Despite the fact that I'm generally refereeing these, days, I still feel sympathy for the players in situations like the OPs,
There are two important facts for referees to remember
1)you know almost everything about your game and gameworld. The only thing you don't control is the PCs. Messing with PC control is immensely dangerous. What's blindingly obvious to you may not be to them, and that doesn't necessarily mean they aren't paying attention, its that you know far more than them, and to be honest probably care about the setting far more than they do.
2) The players don't know what you know and even what they think they know may be wrong, and you still expect them to carry on despite their imperfect information. Most antagonists will trash talk and exaggerate their own power, so I expect players to be critical of the information they receive from any source and compare it to what they know already for consistency. The more you punish players for their lack of information the more you discourage them from playing the game.
In D&D the crippled beggar and the hellgod impersonating a crippled beggar can look identical and sound identical right up to the reveal.
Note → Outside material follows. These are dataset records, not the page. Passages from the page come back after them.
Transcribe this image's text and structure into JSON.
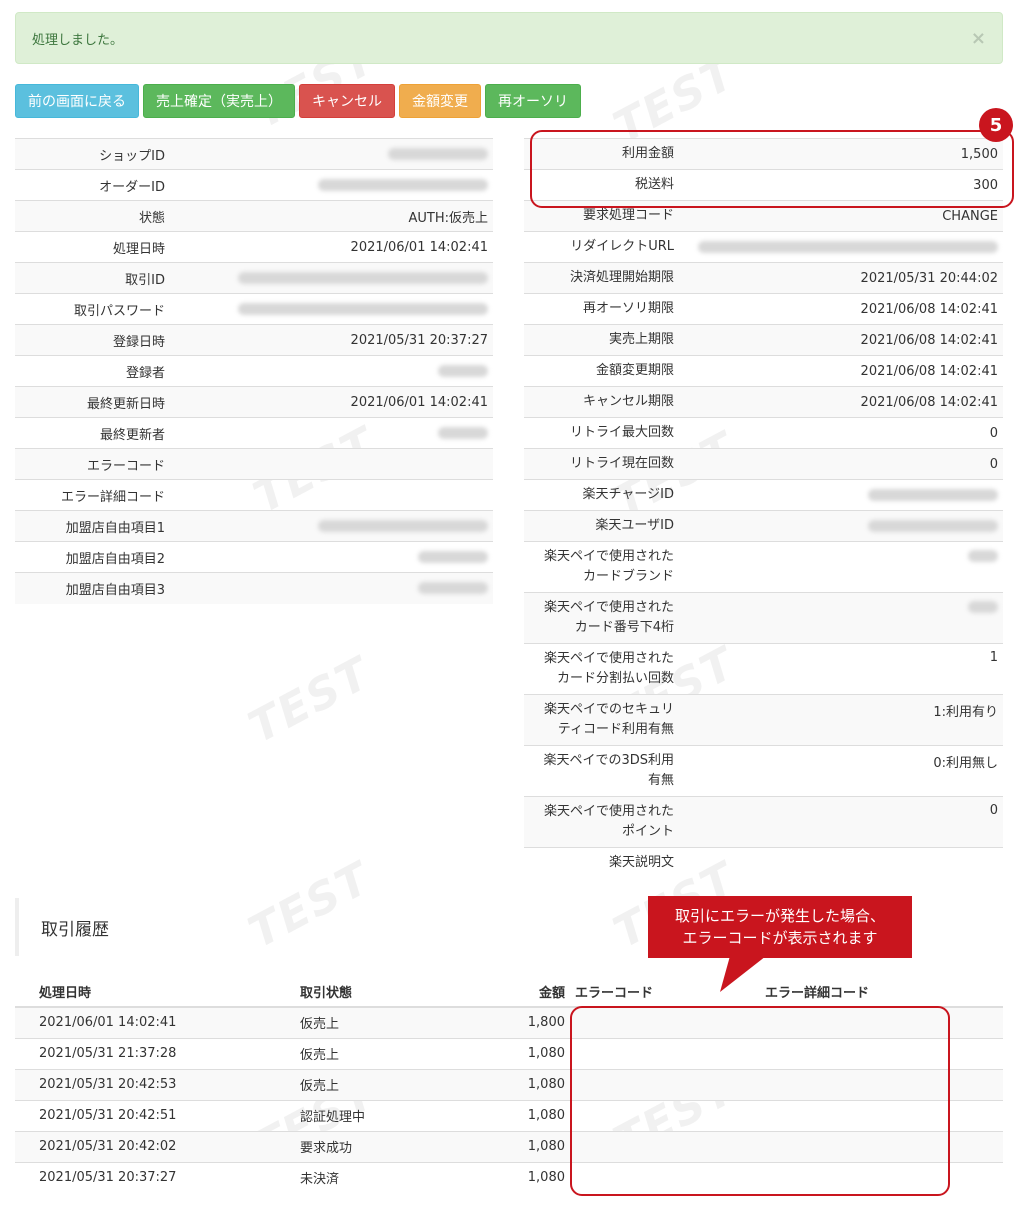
{
  "alert": {
    "message": "処理しました。",
    "close": "×"
  },
  "buttons": {
    "back": "前の画面に戻る",
    "confirm_sale": "売上確定（実売上）",
    "cancel": "キャンセル",
    "change_amount": "金額変更",
    "reauth": "再オーソリ"
  },
  "left_table": [
    {
      "label": "ショップID",
      "value": ""
    },
    {
      "label": "オーダーID",
      "value": ""
    },
    {
      "label": "状態",
      "value": "AUTH:仮売上"
    },
    {
      "label": "処理日時",
      "value": "2021/06/01 14:02:41"
    },
    {
      "label": "取引ID",
      "value": ""
    },
    {
      "label": "取引パスワード",
      "value": ""
    },
    {
      "label": "登録日時",
      "value": "2021/05/31 20:37:27"
    },
    {
      "label": "登録者",
      "value": ""
    },
    {
      "label": "最終更新日時",
      "value": "2021/06/01 14:02:41"
    },
    {
      "label": "最終更新者",
      "value": ""
    },
    {
      "label": "エラーコード",
      "value": ""
    },
    {
      "label": "エラー詳細コード",
      "value": ""
    },
    {
      "label": "加盟店自由項目1",
      "value": ""
    },
    {
      "label": "加盟店自由項目2",
      "value": ""
    },
    {
      "label": "加盟店自由項目3",
      "value": ""
    }
  ],
  "right_table": [
    {
      "label": "利用金額",
      "value": "1,500"
    },
    {
      "label": "税送料",
      "value": "300"
    },
    {
      "label": "要求処理コード",
      "value": "CHANGE"
    },
    {
      "label": "リダイレクトURL",
      "value": ""
    },
    {
      "label": "決済処理開始期限",
      "value": "2021/05/31 20:44:02"
    },
    {
      "label": "再オーソリ期限",
      "value": "2021/06/08 14:02:41"
    },
    {
      "label": "実売上期限",
      "value": "2021/06/08 14:02:41"
    },
    {
      "label": "金額変更期限",
      "value": "2021/06/08 14:02:41"
    },
    {
      "label": "キャンセル期限",
      "value": "2021/06/08 14:02:41"
    },
    {
      "label": "リトライ最大回数",
      "value": "0"
    },
    {
      "label": "リトライ現在回数",
      "value": "0"
    },
    {
      "label": "楽天チャージID",
      "value": ""
    },
    {
      "label": "楽天ユーザID",
      "value": ""
    },
    {
      "label": "楽天ペイで使用されたカードブランド",
      "value": "",
      "line1": "楽天ペイで使用された",
      "line2": "カードブランド"
    },
    {
      "label": "楽天ペイで使用されたカード番号下4桁",
      "value": "",
      "line1": "楽天ペイで使用された",
      "line2": "カード番号下4桁"
    },
    {
      "label": "楽天ペイで使用されたカード分割払い回数",
      "value": "1",
      "line1": "楽天ペイで使用された",
      "line2": "カード分割払い回数"
    },
    {
      "label": "楽天ペイでのセキュリティコード利用有無",
      "value": "1:利用有り",
      "line1": "楽天ペイでのセキュリ",
      "line2": "ティコード利用有無"
    },
    {
      "label": "楽天ペイでの3DS利用有無",
      "value": "0:利用無し",
      "line1": "楽天ペイでの3DS利用",
      "line2": "有無"
    },
    {
      "label": "楽天ペイで使用されたポイント",
      "value": "0",
      "line1": "楽天ペイで使用された",
      "line2": "ポイント"
    },
    {
      "label": "楽天説明文",
      "value": ""
    }
  ],
  "history": {
    "title": "取引履歴",
    "headers": [
      "処理日時",
      "取引状態",
      "金額",
      "エラーコード",
      "エラー詳細コード"
    ],
    "rows": [
      [
        "2021/06/01 14:02:41",
        "仮売上",
        "1,800",
        "",
        ""
      ],
      [
        "2021/05/31 21:37:28",
        "仮売上",
        "1,080",
        "",
        ""
      ],
      [
        "2021/05/31 20:42:53",
        "仮売上",
        "1,080",
        "",
        ""
      ],
      [
        "2021/05/31 20:42:51",
        "認証処理中",
        "1,080",
        "",
        ""
      ],
      [
        "2021/05/31 20:42:02",
        "要求成功",
        "1,080",
        "",
        ""
      ],
      [
        "2021/05/31 20:37:27",
        "未決済",
        "1,080",
        "",
        ""
      ]
    ]
  },
  "annotations": {
    "badge": "5",
    "callout_line1": "取引にエラーが発生した場合、",
    "callout_line2": "エラーコードが表示されます"
  },
  "watermark": "TEST",
  "colors": {
    "annotation_red": "#c9151e",
    "alert_bg": "#dff0d8"
  }
}
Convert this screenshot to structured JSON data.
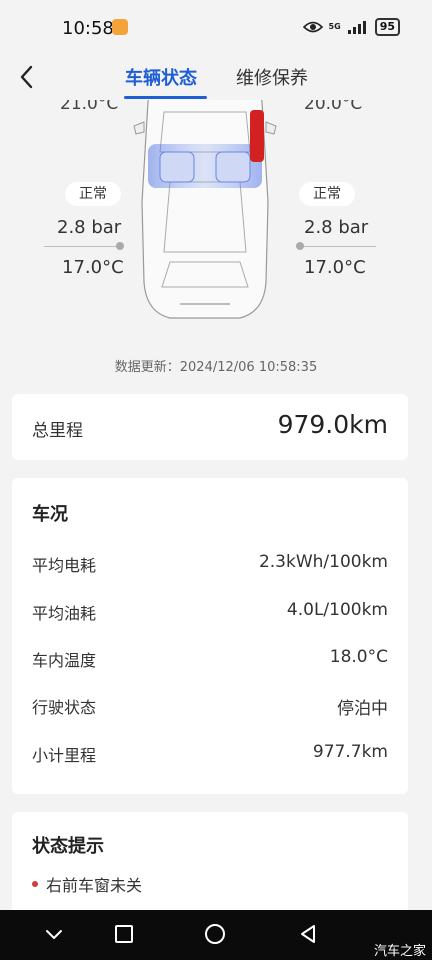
{
  "status_bar": {
    "time": "10:58",
    "network": "5G",
    "battery": "95"
  },
  "header": {
    "tabs": [
      {
        "label": "车辆状态",
        "active": true
      },
      {
        "label": "维修保养",
        "active": false
      }
    ]
  },
  "tires": {
    "front_left_temp": "21.0°C",
    "front_right_temp": "20.0°C",
    "rear_left": {
      "status": "正常",
      "pressure": "2.8 bar",
      "temp": "17.0°C"
    },
    "rear_right": {
      "status": "正常",
      "pressure": "2.8 bar",
      "temp": "17.0°C"
    }
  },
  "update_text": "数据更新：2024/12/06 10:58:35",
  "total_mileage": {
    "label": "总里程",
    "value": "979.0km"
  },
  "condition": {
    "title": "车况",
    "rows": [
      {
        "label": "平均电耗",
        "value": "2.3kWh/100km"
      },
      {
        "label": "平均油耗",
        "value": "4.0L/100km"
      },
      {
        "label": "车内温度",
        "value": "18.0°C"
      },
      {
        "label": "行驶状态",
        "value": "停泊中"
      },
      {
        "label": "小计里程",
        "value": "977.7km"
      }
    ]
  },
  "status_hints": {
    "title": "状态提示",
    "items": [
      "右前车窗未关"
    ]
  },
  "watermark": "汽车之家",
  "colors": {
    "accent": "#1f5fd6",
    "alert": "#d43b3b",
    "window_open": "#d32020"
  }
}
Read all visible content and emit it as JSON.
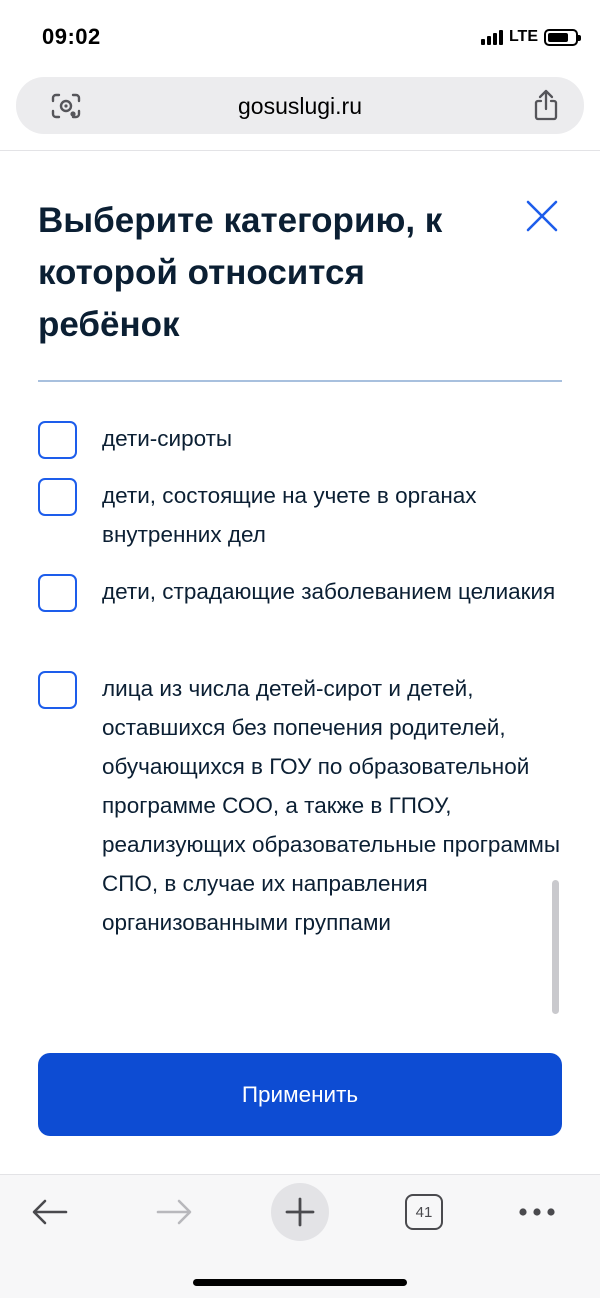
{
  "status_bar": {
    "time": "09:02",
    "network": "LTE",
    "icons": [
      "signal-icon",
      "battery-icon"
    ]
  },
  "browser": {
    "url": "gosuslugi.ru",
    "icons": [
      "lens-icon",
      "share-icon"
    ]
  },
  "modal": {
    "title": "Выберите категорию, к которой относится ребёнок",
    "close_icon": "close-icon",
    "options": [
      {
        "label": "дети-сироты",
        "checked": false
      },
      {
        "label": "дети, состоящие на учете в органах внутренних дел",
        "checked": false
      },
      {
        "label": "дети, страдающие заболеванием целиакия",
        "checked": false
      },
      {
        "label": "лица из числа детей-сирот и детей, оставшихся без попечения родителей, обучающихся в ГОУ по образовательной программе СОО, а также в ГПОУ, реализующих образовательные программы СПО, в случае их направления организованными группами",
        "checked": false
      }
    ],
    "apply_label": "Применить"
  },
  "toolbar": {
    "tabs_count": "41",
    "icons": [
      "back-arrow-icon",
      "forward-arrow-icon",
      "plus-icon",
      "tabs-icon",
      "more-icon"
    ]
  },
  "colors": {
    "primary": "#0d4cd3",
    "checkbox_border": "#1d5deb",
    "text": "#0b1f33",
    "rule": "#a8c0de"
  }
}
There is something distinctly petty about putting the latter in the path of a rude PC who insults beggars with the intention of the hellgod flipping out and killing him.
i have rarely seen killing PCs change player behavior, theres a much better chance of an out of character discussion making some progress. The players who insult all their enemies probably don't mind making up new characters regularly, in my experience. A bunch of them get bored easily and like changing characters a lot, so killing their PC isn't a punishment and could even be a reward.
If i want to create scary NPCs I foreshadow them a lot, and make the players encounter the results of their actions long before they meet at last. Some villianous NPCs don't pan out, for various reasons, but that's ok, because I can always make more. The ones they feel strong emotion about are the keepers, the hate comes first, then they are worth fleshing out.